Son Yayınlar

Osmanlı Tarihi’nde Recm Cezasının Uygulaması

 



Osmanlı Tarihi’nde Recm



IV. Mehmet’in saltanatı ve Beyazizâde’nin Rumeli kazaskerliği döneminde, 1680 yılında meydana gelen bir olayda, mahalle halkı zina eden bir çiftin üzerine baskın düzenler ve dört şahit, bu durumu doğrular. Daha önceki benzer bir olayda failin suçu itiraf etmesiyle cezalandırma gerçekleşmişken, bu olayda şahitlerin ifadeleri temel alınır. Osmanlı kaynaklarında "Vak’a-i Recm" olarak adlandırılan bu olay, farklı detaylarla kaydedilmiştir.

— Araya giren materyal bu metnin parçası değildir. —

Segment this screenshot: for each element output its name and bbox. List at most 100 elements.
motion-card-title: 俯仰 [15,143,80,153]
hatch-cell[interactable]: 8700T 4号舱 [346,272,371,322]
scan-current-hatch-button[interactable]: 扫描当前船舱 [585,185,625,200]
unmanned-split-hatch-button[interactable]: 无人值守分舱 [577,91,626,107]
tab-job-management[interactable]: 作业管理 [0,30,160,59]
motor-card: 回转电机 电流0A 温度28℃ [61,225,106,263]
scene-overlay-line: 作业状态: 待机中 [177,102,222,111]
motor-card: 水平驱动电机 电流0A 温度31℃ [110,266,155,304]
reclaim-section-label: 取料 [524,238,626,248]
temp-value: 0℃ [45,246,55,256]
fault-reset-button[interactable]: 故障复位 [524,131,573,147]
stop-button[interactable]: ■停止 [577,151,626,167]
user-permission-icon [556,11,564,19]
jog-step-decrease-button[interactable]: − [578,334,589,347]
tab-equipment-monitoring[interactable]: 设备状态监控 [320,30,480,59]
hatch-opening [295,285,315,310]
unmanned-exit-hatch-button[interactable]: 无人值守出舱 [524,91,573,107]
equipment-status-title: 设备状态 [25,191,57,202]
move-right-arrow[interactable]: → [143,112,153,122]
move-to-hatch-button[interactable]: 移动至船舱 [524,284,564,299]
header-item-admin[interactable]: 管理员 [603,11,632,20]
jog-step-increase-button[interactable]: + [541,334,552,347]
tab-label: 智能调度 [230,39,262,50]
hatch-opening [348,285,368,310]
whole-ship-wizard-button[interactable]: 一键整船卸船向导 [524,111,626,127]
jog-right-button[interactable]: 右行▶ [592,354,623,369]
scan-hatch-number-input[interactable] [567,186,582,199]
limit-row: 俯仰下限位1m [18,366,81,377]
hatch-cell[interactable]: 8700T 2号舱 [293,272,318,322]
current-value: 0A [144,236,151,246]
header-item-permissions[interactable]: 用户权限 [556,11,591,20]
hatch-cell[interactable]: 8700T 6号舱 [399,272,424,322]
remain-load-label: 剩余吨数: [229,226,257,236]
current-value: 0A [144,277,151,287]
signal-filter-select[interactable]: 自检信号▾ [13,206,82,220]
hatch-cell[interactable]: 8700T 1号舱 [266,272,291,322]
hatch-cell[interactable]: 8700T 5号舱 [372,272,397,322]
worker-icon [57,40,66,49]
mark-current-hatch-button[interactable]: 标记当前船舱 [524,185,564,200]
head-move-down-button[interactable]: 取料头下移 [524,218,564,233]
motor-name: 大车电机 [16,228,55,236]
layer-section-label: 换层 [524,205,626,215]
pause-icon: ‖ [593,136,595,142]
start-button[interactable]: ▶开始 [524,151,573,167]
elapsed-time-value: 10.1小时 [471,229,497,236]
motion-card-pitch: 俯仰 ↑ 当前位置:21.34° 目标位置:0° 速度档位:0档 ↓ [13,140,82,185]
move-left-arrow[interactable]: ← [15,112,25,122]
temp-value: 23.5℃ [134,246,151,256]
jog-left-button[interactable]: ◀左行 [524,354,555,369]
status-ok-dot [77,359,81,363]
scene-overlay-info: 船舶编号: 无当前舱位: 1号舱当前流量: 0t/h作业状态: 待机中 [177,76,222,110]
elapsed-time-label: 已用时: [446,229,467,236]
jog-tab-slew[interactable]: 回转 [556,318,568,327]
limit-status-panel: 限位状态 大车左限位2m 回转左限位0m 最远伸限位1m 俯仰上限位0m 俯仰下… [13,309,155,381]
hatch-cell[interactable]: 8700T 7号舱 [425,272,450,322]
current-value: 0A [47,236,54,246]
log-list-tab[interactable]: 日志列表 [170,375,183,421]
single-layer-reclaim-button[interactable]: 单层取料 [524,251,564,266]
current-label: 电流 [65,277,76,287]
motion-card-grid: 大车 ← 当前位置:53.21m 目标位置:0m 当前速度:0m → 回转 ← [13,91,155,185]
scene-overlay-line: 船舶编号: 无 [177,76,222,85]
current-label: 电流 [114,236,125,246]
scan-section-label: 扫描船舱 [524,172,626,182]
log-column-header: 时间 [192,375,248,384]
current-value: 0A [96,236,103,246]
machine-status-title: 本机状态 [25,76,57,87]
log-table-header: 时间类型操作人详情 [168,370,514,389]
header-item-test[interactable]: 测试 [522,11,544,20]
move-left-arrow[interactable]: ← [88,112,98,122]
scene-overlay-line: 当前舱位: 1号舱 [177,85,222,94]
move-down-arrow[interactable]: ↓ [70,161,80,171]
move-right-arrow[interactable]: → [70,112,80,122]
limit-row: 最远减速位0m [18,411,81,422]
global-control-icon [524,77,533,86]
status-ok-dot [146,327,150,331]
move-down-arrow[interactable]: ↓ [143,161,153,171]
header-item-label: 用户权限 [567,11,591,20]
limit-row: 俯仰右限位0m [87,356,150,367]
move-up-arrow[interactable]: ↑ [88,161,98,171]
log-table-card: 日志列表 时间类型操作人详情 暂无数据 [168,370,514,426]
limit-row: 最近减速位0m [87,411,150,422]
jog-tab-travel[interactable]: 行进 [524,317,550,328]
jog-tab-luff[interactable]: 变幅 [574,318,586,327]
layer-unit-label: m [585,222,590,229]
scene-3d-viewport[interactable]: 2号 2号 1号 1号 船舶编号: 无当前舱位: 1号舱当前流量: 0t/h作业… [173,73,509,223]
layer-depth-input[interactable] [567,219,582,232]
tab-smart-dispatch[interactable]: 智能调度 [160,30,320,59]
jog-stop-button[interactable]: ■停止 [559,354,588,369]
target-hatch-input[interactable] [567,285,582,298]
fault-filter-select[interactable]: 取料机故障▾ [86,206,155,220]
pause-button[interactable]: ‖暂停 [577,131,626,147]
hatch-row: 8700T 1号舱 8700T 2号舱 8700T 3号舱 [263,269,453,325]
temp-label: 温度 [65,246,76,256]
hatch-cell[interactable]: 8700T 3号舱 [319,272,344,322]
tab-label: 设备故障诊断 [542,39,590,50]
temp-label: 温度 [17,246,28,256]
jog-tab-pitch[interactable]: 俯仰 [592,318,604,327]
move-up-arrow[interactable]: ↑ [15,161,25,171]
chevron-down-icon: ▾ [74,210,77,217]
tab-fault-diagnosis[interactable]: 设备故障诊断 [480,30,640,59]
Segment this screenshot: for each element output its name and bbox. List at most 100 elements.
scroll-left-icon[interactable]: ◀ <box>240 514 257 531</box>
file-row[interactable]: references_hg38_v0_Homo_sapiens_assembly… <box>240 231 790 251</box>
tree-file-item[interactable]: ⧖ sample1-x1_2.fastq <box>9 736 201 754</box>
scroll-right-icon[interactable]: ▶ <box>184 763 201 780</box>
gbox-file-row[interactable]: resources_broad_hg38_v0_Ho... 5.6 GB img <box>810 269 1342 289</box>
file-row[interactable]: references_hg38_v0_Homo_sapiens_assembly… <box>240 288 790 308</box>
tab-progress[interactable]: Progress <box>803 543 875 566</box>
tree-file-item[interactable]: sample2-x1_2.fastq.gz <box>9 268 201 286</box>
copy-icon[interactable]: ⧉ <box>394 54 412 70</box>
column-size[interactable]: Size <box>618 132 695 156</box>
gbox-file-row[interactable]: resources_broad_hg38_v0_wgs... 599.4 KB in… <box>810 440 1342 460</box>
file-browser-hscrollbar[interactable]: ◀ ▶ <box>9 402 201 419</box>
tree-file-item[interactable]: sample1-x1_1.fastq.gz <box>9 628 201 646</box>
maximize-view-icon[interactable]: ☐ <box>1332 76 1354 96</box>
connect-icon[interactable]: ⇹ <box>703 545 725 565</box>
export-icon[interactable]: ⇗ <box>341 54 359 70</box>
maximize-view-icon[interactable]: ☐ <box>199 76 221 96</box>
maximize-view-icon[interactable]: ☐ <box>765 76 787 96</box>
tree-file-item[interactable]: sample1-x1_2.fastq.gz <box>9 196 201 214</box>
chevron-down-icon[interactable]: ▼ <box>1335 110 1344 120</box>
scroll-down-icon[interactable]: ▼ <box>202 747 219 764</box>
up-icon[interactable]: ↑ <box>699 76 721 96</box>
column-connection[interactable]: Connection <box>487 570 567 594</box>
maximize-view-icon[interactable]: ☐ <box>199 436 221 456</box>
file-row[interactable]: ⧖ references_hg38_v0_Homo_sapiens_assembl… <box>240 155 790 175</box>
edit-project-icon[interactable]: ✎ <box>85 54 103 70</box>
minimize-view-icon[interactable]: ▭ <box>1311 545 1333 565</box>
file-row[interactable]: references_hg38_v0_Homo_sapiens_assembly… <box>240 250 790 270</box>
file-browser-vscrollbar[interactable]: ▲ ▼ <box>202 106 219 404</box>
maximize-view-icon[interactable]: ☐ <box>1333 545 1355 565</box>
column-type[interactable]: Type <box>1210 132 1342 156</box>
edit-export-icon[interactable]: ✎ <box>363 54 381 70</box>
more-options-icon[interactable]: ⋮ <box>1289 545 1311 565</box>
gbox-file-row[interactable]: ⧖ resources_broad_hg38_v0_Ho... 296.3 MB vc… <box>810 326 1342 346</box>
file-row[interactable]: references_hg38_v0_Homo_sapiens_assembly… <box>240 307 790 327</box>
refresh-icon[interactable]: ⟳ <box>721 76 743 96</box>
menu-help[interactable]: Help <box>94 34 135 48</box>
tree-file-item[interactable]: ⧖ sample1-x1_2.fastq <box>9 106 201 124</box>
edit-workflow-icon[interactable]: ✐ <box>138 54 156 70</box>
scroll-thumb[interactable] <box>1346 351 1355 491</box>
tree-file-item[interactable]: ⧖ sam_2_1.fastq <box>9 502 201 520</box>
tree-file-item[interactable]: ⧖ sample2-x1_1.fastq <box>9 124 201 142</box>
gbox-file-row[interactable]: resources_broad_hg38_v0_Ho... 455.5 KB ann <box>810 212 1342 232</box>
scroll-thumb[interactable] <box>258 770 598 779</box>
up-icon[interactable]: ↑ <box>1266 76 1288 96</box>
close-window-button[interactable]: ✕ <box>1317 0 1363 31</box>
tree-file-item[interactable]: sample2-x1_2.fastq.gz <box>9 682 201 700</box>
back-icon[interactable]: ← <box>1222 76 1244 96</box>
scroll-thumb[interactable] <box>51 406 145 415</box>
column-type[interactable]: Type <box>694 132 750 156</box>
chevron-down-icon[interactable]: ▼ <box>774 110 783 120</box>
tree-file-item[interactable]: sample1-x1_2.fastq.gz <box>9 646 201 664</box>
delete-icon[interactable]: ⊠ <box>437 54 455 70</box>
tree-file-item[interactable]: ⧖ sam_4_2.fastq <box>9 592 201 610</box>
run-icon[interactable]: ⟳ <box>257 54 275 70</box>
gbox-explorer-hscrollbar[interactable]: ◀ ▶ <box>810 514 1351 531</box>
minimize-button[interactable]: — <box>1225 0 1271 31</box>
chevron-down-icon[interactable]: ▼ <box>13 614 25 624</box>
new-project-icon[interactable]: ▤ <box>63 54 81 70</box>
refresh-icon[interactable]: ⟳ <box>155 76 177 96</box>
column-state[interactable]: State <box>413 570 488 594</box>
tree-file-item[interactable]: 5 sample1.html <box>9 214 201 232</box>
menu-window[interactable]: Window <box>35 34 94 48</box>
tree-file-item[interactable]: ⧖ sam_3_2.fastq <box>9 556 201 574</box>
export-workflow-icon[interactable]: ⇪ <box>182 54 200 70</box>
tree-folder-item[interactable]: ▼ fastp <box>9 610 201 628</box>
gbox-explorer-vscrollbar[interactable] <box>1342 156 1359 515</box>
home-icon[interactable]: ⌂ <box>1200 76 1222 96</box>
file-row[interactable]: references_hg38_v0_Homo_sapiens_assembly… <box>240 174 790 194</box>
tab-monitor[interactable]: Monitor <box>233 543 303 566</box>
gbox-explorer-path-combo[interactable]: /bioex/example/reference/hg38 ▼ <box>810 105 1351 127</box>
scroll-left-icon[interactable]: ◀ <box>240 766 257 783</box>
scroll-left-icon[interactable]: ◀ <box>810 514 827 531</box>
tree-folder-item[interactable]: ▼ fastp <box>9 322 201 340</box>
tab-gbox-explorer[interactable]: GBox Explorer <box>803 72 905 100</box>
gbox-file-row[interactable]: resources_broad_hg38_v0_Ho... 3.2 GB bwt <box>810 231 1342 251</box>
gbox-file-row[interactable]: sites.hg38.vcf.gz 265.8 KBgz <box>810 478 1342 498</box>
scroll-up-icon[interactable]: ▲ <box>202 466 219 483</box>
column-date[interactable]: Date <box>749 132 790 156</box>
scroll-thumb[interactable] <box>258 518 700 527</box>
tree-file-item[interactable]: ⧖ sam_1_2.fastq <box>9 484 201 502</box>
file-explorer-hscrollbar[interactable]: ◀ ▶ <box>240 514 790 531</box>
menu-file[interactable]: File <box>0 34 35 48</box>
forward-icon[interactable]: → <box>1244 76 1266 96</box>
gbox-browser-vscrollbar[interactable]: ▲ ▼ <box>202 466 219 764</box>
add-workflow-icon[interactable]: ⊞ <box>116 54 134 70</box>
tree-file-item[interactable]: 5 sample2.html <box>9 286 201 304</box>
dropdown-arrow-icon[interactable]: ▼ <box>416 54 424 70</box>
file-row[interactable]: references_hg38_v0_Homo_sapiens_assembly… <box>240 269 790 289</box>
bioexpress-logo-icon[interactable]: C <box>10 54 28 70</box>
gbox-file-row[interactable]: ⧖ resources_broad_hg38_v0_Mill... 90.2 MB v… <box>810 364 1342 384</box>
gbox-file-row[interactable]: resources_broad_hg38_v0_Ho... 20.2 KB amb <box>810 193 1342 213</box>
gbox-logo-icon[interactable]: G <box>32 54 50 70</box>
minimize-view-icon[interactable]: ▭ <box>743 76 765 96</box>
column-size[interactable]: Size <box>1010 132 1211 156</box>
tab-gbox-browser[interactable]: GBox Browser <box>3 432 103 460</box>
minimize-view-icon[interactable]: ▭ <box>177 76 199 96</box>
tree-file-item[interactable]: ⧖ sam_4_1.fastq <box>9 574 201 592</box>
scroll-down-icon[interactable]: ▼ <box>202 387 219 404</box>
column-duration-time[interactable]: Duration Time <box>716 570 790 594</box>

Olay şu şekilde gelişir: İstanbul Aksaray’da, Murat Paşa Camii’nin yanında yaşayan emekli bir yeniçerinin eşi, aynı semtte ipekçi dükkânı olan bir Yahudi ile zina ederken mahalle halkı tarafından yakalanır. Durum hemen o sırada Rumeli kazaskeri olan Beyazizâde Ahmet Efendi’ye bildirilir. Şahitler, kadının Yahudi’yi evine aldığını ve ikisini de zina halinde yakaladıklarını açıkça ifade ederler. Bunun üzerine Beyazizâde, kadının recm edilmesine, Yahudi’nin ise idam edilmesine karar verir. Kararın infazı, Sultanahmet Camii’nin karşısında bulunan burmalı sütun yanında gerçekleştirilir. Bu olay, Osmanlı Devleti’nde büyük yankı uyandırır ve padişah dahil, İstanbul halkı Sultanahmet Meydanı’nda toplanır. Kadın, göğsüne kadar toprağa gömülüp taşlanarak öldürülür; Yahudi ise bir gün önce boynu vurularak idam edilmiştir.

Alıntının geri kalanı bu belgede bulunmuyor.